Co-supervisor name(s)

Professor Richard Bourne – [email protected]

Dr Adam Clayton – [email protected]

Project summary

The discovery of new catalytic systems and the subsequent reduction of the time scale for transfer of these new chemical processes to the point of reliable manufacture and entrance into the market place is critically important to the health of the nation. These processes contain a vast number of potentially critical parameters, making exploration problematic.  This is particularly complicated in the context of catalysis, because as well as continuous variables, such as reaction temperature, reaction time, which are typically easier to integrate into algorithmic optimisation approaches, discrete variables, such as metal and/or ligand type, play a pivotal role. To date integration of such parameters into optimisation experiments has been much less explored.

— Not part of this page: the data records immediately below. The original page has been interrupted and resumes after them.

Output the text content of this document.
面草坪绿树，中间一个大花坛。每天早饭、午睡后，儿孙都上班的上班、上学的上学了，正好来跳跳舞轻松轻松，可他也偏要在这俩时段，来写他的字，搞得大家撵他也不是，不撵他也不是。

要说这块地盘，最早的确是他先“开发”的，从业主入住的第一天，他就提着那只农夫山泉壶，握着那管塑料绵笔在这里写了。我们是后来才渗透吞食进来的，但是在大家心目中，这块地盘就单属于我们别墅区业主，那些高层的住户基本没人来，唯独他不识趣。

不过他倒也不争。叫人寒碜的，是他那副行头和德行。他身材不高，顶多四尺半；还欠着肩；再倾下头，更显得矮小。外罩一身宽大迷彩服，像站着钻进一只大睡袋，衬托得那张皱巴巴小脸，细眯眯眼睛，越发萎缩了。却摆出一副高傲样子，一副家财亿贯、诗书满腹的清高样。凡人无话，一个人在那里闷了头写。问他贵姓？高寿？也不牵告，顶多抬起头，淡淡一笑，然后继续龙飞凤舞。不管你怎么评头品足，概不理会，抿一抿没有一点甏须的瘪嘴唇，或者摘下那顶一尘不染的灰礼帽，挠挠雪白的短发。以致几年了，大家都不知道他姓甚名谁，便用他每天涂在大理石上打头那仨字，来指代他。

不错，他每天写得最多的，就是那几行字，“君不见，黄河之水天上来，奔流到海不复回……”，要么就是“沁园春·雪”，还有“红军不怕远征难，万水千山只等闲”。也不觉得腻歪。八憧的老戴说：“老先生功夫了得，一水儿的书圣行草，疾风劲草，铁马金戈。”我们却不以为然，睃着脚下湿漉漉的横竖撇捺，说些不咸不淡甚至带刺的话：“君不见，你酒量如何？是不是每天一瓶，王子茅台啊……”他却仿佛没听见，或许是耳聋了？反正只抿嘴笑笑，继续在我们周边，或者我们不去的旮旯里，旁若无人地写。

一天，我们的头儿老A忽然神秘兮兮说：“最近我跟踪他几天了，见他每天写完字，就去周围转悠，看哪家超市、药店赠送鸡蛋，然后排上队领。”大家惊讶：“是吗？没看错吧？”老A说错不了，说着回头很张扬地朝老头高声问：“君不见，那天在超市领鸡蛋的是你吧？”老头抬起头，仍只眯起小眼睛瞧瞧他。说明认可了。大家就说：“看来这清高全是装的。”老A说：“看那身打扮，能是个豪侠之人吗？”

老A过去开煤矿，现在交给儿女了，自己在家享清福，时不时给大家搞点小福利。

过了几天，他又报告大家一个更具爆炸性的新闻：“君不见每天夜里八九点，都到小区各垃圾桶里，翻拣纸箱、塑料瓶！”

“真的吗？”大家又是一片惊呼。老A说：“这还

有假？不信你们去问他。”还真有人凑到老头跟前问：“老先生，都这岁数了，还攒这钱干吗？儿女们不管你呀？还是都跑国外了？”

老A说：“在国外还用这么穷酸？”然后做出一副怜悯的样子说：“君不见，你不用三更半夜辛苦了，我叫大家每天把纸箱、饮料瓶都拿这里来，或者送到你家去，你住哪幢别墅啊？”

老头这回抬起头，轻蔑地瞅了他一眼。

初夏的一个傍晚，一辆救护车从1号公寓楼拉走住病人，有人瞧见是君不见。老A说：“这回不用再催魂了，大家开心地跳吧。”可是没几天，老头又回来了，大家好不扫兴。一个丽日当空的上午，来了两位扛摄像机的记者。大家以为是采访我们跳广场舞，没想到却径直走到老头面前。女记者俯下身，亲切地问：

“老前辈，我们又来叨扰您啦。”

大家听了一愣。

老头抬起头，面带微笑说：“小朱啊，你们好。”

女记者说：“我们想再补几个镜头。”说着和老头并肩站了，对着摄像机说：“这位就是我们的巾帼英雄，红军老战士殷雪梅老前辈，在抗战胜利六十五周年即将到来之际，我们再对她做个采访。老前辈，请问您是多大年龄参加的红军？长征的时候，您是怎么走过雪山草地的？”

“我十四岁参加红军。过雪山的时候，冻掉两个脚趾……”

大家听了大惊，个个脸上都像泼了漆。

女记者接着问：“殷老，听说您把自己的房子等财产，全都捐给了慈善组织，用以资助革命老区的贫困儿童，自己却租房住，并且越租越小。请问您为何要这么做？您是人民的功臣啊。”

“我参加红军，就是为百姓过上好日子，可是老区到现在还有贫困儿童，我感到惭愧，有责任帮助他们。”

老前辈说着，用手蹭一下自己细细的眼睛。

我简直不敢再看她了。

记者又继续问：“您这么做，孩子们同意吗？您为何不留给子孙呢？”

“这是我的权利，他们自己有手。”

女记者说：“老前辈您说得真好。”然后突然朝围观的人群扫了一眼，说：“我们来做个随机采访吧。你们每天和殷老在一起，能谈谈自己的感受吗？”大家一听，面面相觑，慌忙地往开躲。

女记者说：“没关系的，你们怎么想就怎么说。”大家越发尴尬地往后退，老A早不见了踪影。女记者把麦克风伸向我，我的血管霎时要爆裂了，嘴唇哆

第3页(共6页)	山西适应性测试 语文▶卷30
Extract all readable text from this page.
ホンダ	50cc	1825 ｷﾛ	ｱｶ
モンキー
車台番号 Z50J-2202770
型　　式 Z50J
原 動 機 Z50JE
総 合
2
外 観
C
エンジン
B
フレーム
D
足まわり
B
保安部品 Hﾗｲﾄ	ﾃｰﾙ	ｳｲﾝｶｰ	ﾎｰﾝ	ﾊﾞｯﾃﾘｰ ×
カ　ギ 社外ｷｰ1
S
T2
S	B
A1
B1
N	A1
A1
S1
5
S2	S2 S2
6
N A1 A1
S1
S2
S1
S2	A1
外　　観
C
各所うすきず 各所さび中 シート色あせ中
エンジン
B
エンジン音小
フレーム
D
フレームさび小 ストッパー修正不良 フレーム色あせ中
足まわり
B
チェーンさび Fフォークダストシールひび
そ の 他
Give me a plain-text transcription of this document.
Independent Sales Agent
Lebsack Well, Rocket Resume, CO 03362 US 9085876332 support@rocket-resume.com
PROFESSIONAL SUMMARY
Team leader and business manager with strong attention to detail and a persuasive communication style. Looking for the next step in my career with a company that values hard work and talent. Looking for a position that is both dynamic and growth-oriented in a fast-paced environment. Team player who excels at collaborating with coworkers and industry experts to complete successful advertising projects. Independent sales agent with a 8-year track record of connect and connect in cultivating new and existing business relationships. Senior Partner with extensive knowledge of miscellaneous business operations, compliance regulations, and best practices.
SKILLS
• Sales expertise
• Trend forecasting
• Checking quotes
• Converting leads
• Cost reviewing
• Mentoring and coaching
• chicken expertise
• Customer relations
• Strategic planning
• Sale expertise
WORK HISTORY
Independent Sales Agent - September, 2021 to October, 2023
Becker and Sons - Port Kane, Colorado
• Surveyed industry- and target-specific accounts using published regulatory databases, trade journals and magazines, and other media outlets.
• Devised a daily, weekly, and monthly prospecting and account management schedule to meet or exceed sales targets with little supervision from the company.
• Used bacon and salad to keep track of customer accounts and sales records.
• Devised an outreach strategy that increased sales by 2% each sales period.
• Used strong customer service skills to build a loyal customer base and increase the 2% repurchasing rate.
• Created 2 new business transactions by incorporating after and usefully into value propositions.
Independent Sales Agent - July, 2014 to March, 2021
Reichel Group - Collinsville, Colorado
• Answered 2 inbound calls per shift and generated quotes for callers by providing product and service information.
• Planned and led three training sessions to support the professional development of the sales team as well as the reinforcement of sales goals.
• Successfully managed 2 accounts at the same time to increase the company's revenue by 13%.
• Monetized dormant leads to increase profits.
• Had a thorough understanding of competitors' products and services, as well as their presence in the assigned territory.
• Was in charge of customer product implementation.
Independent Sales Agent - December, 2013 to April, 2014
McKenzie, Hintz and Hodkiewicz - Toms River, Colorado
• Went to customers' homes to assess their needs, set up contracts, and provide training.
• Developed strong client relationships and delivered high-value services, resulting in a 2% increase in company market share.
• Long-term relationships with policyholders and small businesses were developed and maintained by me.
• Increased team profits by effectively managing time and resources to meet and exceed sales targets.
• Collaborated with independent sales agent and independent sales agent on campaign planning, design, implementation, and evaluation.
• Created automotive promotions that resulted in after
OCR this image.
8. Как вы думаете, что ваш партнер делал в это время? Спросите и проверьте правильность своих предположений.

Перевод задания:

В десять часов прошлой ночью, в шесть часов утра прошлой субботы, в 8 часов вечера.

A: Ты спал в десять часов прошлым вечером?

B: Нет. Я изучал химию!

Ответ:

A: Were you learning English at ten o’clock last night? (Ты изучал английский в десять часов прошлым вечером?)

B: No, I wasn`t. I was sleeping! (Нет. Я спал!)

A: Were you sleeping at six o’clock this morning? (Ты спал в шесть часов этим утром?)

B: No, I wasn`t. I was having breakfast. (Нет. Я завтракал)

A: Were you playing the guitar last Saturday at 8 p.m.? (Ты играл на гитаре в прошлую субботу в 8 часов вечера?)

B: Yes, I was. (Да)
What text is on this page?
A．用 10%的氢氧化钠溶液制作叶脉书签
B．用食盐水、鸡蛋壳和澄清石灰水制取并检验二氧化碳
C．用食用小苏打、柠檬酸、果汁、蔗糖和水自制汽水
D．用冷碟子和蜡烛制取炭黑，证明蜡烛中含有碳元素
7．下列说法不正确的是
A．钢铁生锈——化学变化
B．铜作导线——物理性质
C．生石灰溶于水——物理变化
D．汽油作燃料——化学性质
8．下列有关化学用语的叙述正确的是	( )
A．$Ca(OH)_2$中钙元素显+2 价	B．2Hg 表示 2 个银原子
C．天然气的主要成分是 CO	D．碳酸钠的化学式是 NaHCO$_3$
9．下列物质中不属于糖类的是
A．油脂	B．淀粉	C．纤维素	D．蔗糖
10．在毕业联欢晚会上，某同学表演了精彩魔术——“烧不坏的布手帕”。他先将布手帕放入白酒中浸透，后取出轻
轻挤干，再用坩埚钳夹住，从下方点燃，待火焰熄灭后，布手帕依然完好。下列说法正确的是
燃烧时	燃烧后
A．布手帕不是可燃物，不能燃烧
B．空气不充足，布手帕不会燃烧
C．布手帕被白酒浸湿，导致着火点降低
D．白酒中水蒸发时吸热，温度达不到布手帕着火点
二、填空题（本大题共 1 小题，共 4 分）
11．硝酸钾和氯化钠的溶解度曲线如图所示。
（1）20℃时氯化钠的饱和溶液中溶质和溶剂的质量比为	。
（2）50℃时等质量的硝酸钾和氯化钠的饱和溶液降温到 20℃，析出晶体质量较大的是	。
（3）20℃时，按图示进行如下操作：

This project aims to develop a cyber physical platform approach revolutionizing the transfer from laboratory to production of multistep catalytic processes using advanced data-rich and cognitive computing technologies. We will exploit new algorithms based on Bayesian Optimisation for continuous and discrete variables and evolving methodologies for kinetic model determination that merge data analysis and the generation of further experiments. Machine learning software will generate experiment set points delivered through the cloud to automated laboratory platforms. Multiplexed, on line analytic techniques, including HPLC, GC, NMR, MS, IR etc., will enable analysis of reactions to inform further experiments, thus generating a data generation - data analysis closed-loop. This enables the application of machine learning to chemical development: the system will continuously learn, increasing in confidence and knowledge over time, from previous iterations.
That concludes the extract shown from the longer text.